Modeling stream-groundwater interactions and associated groundwater salinization in an urban floodplain

Monday, 15 December 2014
Sarah Holderness Ledford and Laura Lautz, Syracuse University, Syracuse, NY, United States
The salinization of freshwater in the Northeastern United States from road salt application is well documented by the observed long-term increases in chloride concentrations in groundwater over the last fifty years. However, the processes controlling exchange of chloride between surface water and groundwater have not been fully investigated, particularly in urban streams where stream-groundwater interactions can be reduced due to bank armoring and channelization. Our research builds on previous findings that showed the potential for an urban riparian floodplain to buffer seasonal changes in chloride concentrations in an urban stream, resulting in smaller annual ranges of chloride in areas with intact riparian floodplains. A reach of Meadowbrook Creek, in Syracuse, New York, that is disconnected from the groundwater had large seasonal shifts in chloride concentration, varying from 2173 mg/L Cl- in the winter to 161.2 mg/L Cl- in the summer. This is in contrast to a downstream reach of the stream that receives groundwater discharge from a riparian floodplain, where chloride concentrations ranged from 657.0 mg/L in the winter to 252.0 mg/L in the summer. We originally hypothesized that winter snowmelt events caused overbank flooding of saline surface water, which recharged the floodplain groundwater, causing salinization. This saline water was then slowly discharged as baseflow throughout the year and was replaced with freshwater overbank events in the summer. However, a three dimensional model of the floodplain created using Visual MODFLOW indicates that surface water-groundwater interactions, such as hyporheic exchange, may have a greater control on winter salt input than overbank events, while summer flooding recharges the aquifer with freshwater.
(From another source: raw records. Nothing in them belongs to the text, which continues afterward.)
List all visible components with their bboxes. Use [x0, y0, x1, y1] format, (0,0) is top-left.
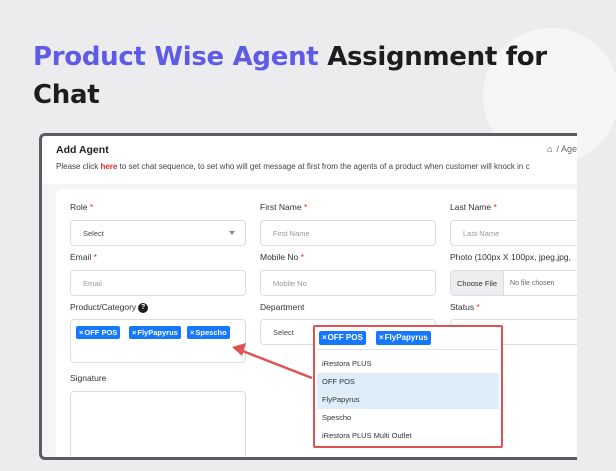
notice-suffix: to set chat sequence, to set who will ge… [117, 162, 530, 171]
email-placeholder: Email [83, 278, 102, 288]
tag-label: FlyPapyrus [137, 328, 178, 337]
notice-prefix: Please click [56, 162, 101, 171]
signature-textarea[interactable] [70, 391, 246, 457]
product-dropdown-popup: ×OFF POS ×FlyPapyrus iRestora PLUS OFF P… [313, 325, 503, 448]
tag-off-pos[interactable]: ×OFF POS [319, 331, 366, 345]
email-input[interactable]: Email [70, 270, 246, 296]
tag-label: FlyPapyrus [384, 333, 428, 342]
x-icon[interactable]: × [190, 328, 194, 337]
first-name-placeholder: First Name [273, 228, 310, 238]
info-notice: Please click here to set chat sequence, … [56, 162, 530, 171]
last-name-placeholder: Last Name [463, 228, 500, 238]
mobile-label: Mobile No * [260, 252, 304, 262]
required-mark: * [476, 302, 480, 312]
question-circle-icon[interactable]: ? [138, 302, 149, 313]
mobile-label-text: Mobile No [260, 252, 299, 262]
x-icon[interactable]: × [79, 328, 83, 337]
file-status: No file chosen [510, 279, 555, 287]
page-headline: Product Wise Agent Assignment for Chat [33, 38, 553, 114]
department-label: Department [260, 302, 305, 312]
role-label: Role * [70, 202, 93, 212]
x-icon[interactable]: × [322, 333, 327, 342]
product-category-multiselect[interactable]: ×OFF POS ×FlyPapyrus ×Spescho [70, 319, 246, 363]
dropdown-option[interactable]: OFF POS [317, 373, 499, 391]
email-label-text: Email [70, 252, 92, 262]
tag-off-pos[interactable]: ×OFF POS [76, 326, 121, 339]
page-header: Add Agent ⌂ / Age Please click here to se… [42, 136, 577, 184]
email-label: Email * [70, 252, 97, 262]
last-name-label-text: Last Name [450, 202, 492, 212]
role-select-value: Select [83, 228, 104, 238]
dropdown-option[interactable]: FlyPapyrus [317, 391, 499, 409]
divider [317, 349, 499, 350]
required-mark: * [93, 252, 97, 262]
status-label: Status * [450, 302, 480, 312]
breadcrumb-text: / Age [556, 144, 577, 154]
x-icon[interactable]: × [132, 328, 136, 337]
first-name-label-text: First Name [260, 202, 302, 212]
page-title: Add Agent [56, 144, 109, 156]
dropdown-option[interactable]: iRestora PLUS [317, 355, 499, 373]
product-category-label-text: Product/Category [70, 302, 137, 312]
photo-label: Photo (100px X 100px, jpeg,jpg, [450, 252, 571, 262]
required-mark: * [303, 202, 308, 212]
department-select-value: Select [273, 327, 294, 337]
tag-label: OFF POS [84, 328, 118, 337]
headline-accent: Product Wise Agent [33, 42, 319, 72]
required-mark: * [493, 202, 497, 212]
first-name-input[interactable]: First Name [260, 220, 436, 246]
breadcrumb: ⌂ / Age [547, 144, 577, 154]
dropdown-option[interactable]: iRestora PLUS Multi Outlet [317, 427, 499, 445]
first-name-label: First Name * [260, 202, 307, 212]
mobile-input[interactable]: Mobile No [260, 270, 436, 296]
photo-file-input[interactable]: Choose File No file chosen [450, 270, 577, 296]
tag-spescho[interactable]: ×Spescho [187, 326, 230, 339]
required-mark: * [300, 252, 304, 262]
x-icon[interactable]: × [379, 333, 384, 342]
tag-flypapyrus[interactable]: ×FlyPapyrus [129, 326, 181, 339]
product-category-label: Product/Category? [70, 302, 149, 313]
required-mark: * [89, 202, 94, 212]
tag-flypapyrus[interactable]: ×FlyPapyrus [376, 331, 431, 345]
role-select[interactable]: Select [70, 220, 246, 246]
choose-file-button[interactable]: Choose File [451, 271, 505, 295]
dropdown-option[interactable]: Spescho [317, 409, 499, 427]
mobile-placeholder: Mobile No [273, 278, 307, 288]
chevron-down-icon [229, 231, 235, 235]
last-name-input[interactable]: Last Name [450, 220, 577, 246]
home-icon[interactable]: ⌂ [547, 144, 552, 154]
tag-label: Spescho [195, 328, 227, 337]
status-label-text: Status [450, 302, 475, 312]
signature-label: Signature [70, 373, 107, 383]
role-label-text: Role [70, 202, 88, 212]
last-name-label: Last Name * [450, 202, 497, 212]
tag-label: OFF POS [327, 333, 363, 342]
notice-link[interactable]: here [100, 162, 117, 171]
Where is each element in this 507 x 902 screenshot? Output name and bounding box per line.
The model was compared to riparian aquifer samples collected from May 2013 until June 2014 to qualitatively study the impact of different types of surface water-groundwater interactions (e.g. groundwater recharge and discharge, hyporheic interaction) on salt storage and to identify the mechanisms by which urban riparian floodplains buffer seasonal variability of stream chloride concentrations in urban systems impacted by road salt.